According to the PT-USDe interest rates at the time of their position opening. Their main interest rate lock occurred on August 15, 20:24, meaning the account's entry interest rate was 14.7%.


Currently, the borrowing interest rate for USDT in AAVE is 6.22%, for USDC is 6.06%, and for USDe is 7.57%. We can calculate their leverage multiple and total yield as 11.5x and 104%. What attractive numbers!


How DeFi Beginners Can Replicate the Big Player's Strategy
In fact, for DeFi beginners, replicating such an interest rate arbitrage strategy is not difficult. Currently, there are many automated interest rate arbitrage protocols in the market that can help ordinary users avoid the complex looped lending logic behind it, enabling one-click position opening. Here, as the author stands from the buyer's market perspective, specific project names won't be introduced; everyone can search the market themselves.

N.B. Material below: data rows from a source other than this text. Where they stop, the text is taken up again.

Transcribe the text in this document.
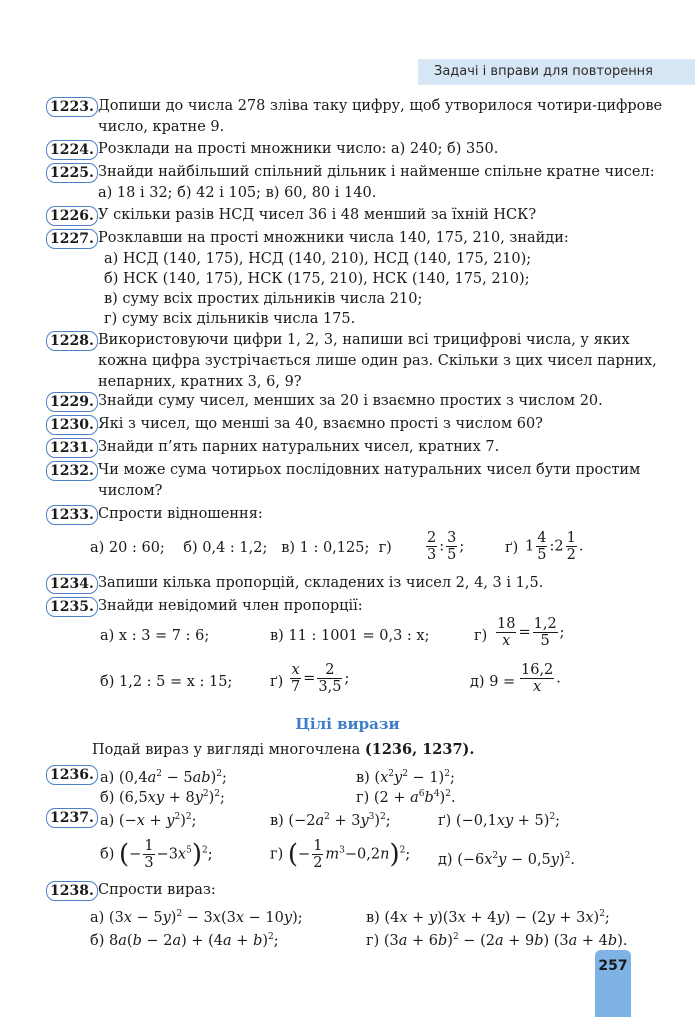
Задачі і вправи для повторення
1223. Допиши до числа 278 зліва таку цифру, щоб утворилося чотири-цифрове число, кратне 9.
1224. Розклади на прості множники число: а) 240; б) 350.
1225. Знайди найбільший спільний дільник і найменше спільне кратне чисел: а) 18 і 32; б) 42 і 105; в) 60, 80 і 140.
1226. У скільки разів НСД чисел 36 і 48 менший за їхній НСК?
1227. Розклавши на прості множники числа 140, 175, 210, знайди:
а) НСД (140, 175), НСД (140, 210), НСД (140, 175, 210);
б) НСК (140, 175), НСК (175, 210), НСК (140, 175, 210);
в) суму всіх простих дільників числа 210;
г) суму всіх дільників числа 175.
1228. Використовуючи цифри 1, 2, 3, напиши всі трицифрові числа, у яких кожна цифра зустрічається лише один раз. Скільки з цих чисел парних, непарних, кратних 3, 6, 9?
1229. Знайди суму чисел, менших за 20 і взаємно простих з числом 20.
1230. Які з чисел, що менші за 40, взаємно прості з числом 60?
1231. Знайди п’ять парних натуральних чисел, кратних 7.
1232. Чи може сума чотирьох послідовних натуральних чисел бути простим числом?
1233. Спрости відношення:
а) 20 : 60; б) 0,4 : 1,2; в) 1 : 0,125; $г) \frac{2}{3}$ : $\frac{3}{5}$ ;	ґ) $1 \frac{4}{5}$ :2 $\frac{1}{2}$ .
1234. Запиши кілька пропорцій, складених із чисел 2, 4, 3 і 1,5.
1235. Знайди невідомий член пропорції:
а) x : 3 = 7 : 6;	в) 11 : 1001 = 0,3 : x;	$г) \frac{18}{x} = \frac{1,2}{5}$ ;
б) 1,2 : 5 = x : 15;	$ґ) \frac{x}{7} = \frac{2}{3,5}$ ;	д) $9 = \frac{16,2}{x}$ .
Цілі вирази
Подай вираз у вигляді многочлена (1236, 1237).
1236. а) $(0,4a^2 - 5ab)^2$;	в) $(x^2y^2 - 1)^2$;
б) $(6,5xy + 8y^2)^2$;	г) $(2 + a^6b^4)^2$.
1237. а) $(-x + y^2)^2$;	в) $(-2a^2 + 3y^3)^2$;	ґ) $(-0,1xy + 5)^2$;
б) (− $\frac{1}{3} -3x^5)^2$;	г) (− $\frac{1}{2} m^3-0,2n)^2$; д) $(-6x^2y - 0,5y)^2$.
1238. Спрости вираз:
а) $(3x - 5y)^2 - 3x(3x - 10y)$;	в) $(4x + y)(3x + 4y) - (2y + 3x)^2$;
б) $8a(b - 2a) + (4a + b)^2$;	г) $(3a + 6b)^2 - (2a + 9b)$ (3a + 4b).
257
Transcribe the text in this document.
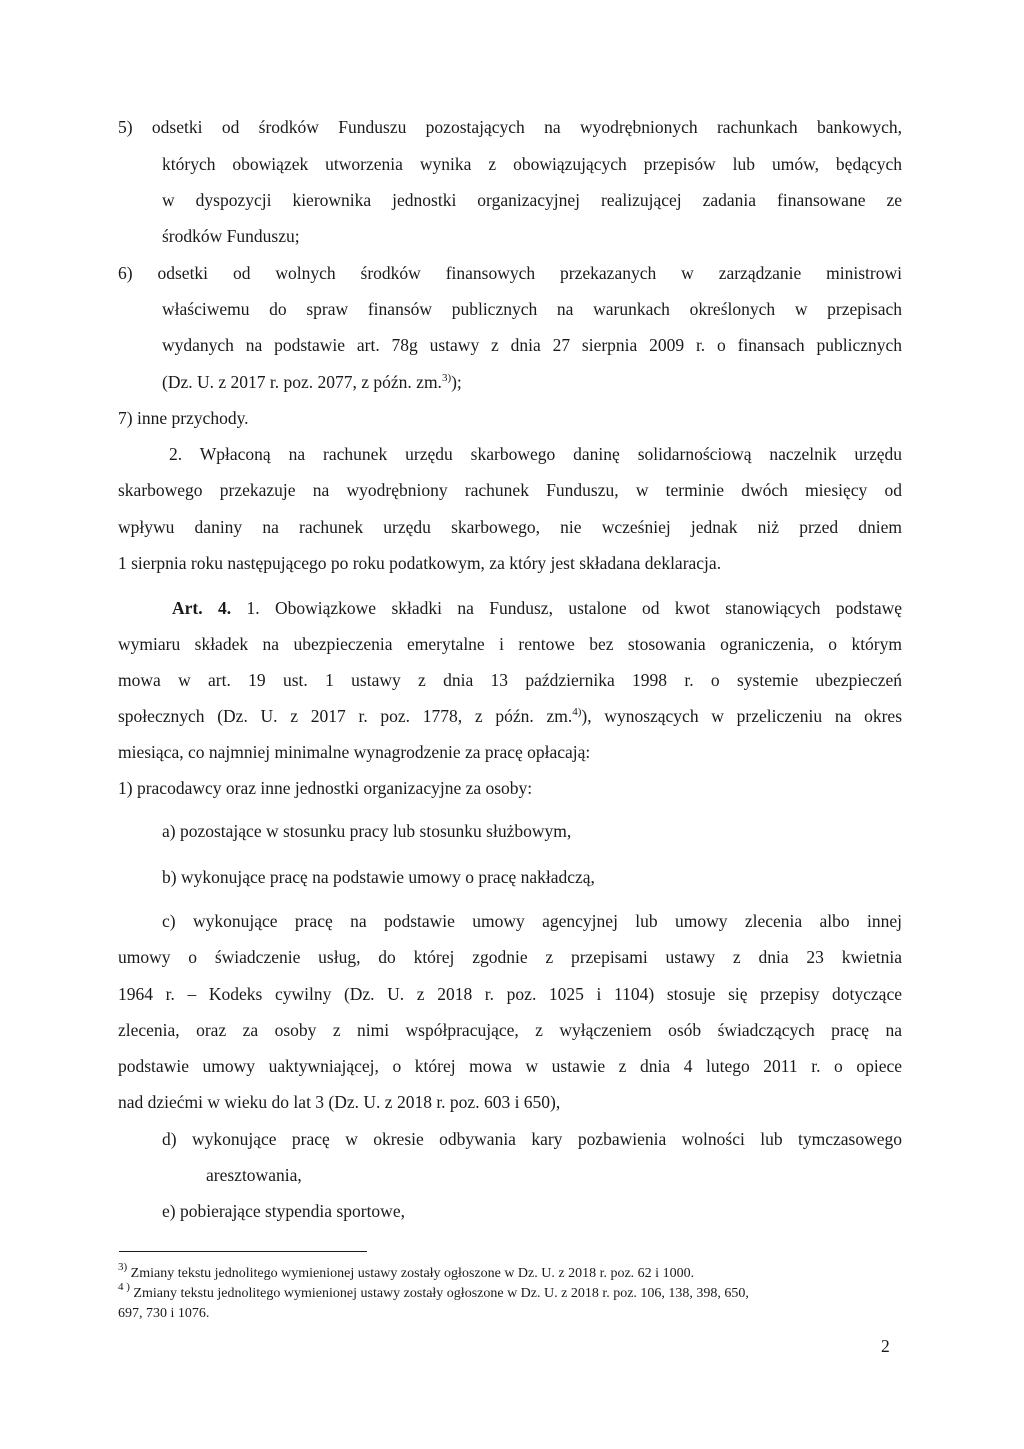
5) odsetki od środków Funduszu pozostających na wyodrębnionych rachunkach bankowych,
których obowiązek utworzenia wynika z obowiązujących przepisów lub umów, będących
w dyspozycji kierownika jednostki organizacyjnej realizującej zadania finansowane ze
środków Funduszu;
6) odsetki od wolnych środków finansowych przekazanych w zarządzanie ministrowi
właściwemu do spraw finansów publicznych na warunkach określonych w przepisach
wydanych na podstawie art. 78g ustawy z dnia 27 sierpnia 2009 r. o finansach publicznych
(Dz. U. z 2017 r. poz. 2077, z późn. zm.$^{3)}$);
7) inne przychody.
2. Wpłaconą na rachunek urzędu skarbowego daninę solidarnościową naczelnik urzędu
skarbowego przekazuje na wyodrębniony rachunek Funduszu, w terminie dwóch miesięcy od
wpływu daniny na rachunek urzędu skarbowego, nie wcześniej jednak niż przed dniem
1 sierpnia roku następującego po roku podatkowym, za który jest składana deklaracja.
Art. 4. 1. Obowiązkowe składki na Fundusz, ustalone od kwot stanowiących podstawę
wymiaru składek na ubezpieczenia emerytalne i rentowe bez stosowania ograniczenia, o którym
mowa w art. 19 ust. 1 ustawy z dnia 13 października 1998 r. o systemie ubezpieczeń
społecznych (Dz. U. z 2017 r. poz. 1778, z późn. zm.$^{4)}$), wynoszących w przeliczeniu na okres
miesiąca, co najmniej minimalne wynagrodzenie za pracę opłacają:
1) pracodawcy oraz inne jednostki organizacyjne za osoby:
a) pozostające w stosunku pracy lub stosunku służbowym,
b) wykonujące pracę na podstawie umowy o pracę nakładczą,
c) wykonujące pracę na podstawie umowy agencyjnej lub umowy zlecenia albo innej
umowy o świadczenie usług, do której zgodnie z przepisami ustawy z dnia 23 kwietnia
1964 r. – Kodeks cywilny (Dz. U. z 2018 r. poz. 1025 i 1104) stosuje się przepisy dotyczące
zlecenia, oraz za osoby z nimi współpracujące, z wyłączeniem osób świadczących pracę na
podstawie umowy uaktywniającej, o której mowa w ustawie z dnia 4 lutego 2011 r. o opiece
nad dziećmi w wieku do lat 3 (Dz. U. z 2018 r. poz. 603 i 650),
d) wykonujące pracę w okresie odbywania kary pozbawienia wolności lub tymczasowego
aresztowania,
e) pobierające stypendia sportowe,
$^{3)}$ Zmiany tekstu jednolitego wymienionej ustawy zostały ogłoszone w Dz. U. z 2018 r. poz. 62 i 1000.
$^{4 )}$ Zmiany tekstu jednolitego wymienionej ustawy zostały ogłoszone w Dz. U. z 2018 r. poz. 106, 138, 398, 650,
697, 730 i 1076.
2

However, the author needs to remind about the risks of this strategy, mainly divided into three aspects:
- Regarding exchange rate risk, a previous article introduced the AAVE official community's design logic for the Oracle of PT assets. Simply put, once the oracle is upgraded to capture price changes of PT assets in the secondary market, this strategy needs to control the leverage multiple to avoid liquidation risk when the maturity date is far and market price fluctuations are large.
- Regarding interest rate risk, users need to continuously monitor changes in the interest rate spread and adjust positions promptly when the spread narrows or even becomes negative to avoid losses.
- Regarding liquidity risk, this mainly depends on the fundamentals of the target yield-bearing asset project. If a major crisis of confidence occurs, liquidity will quickly dry up, and the slippage loss suffered when exiting the strategy will be significant. Users should also maintain some vigilance and keep an eye on project developments.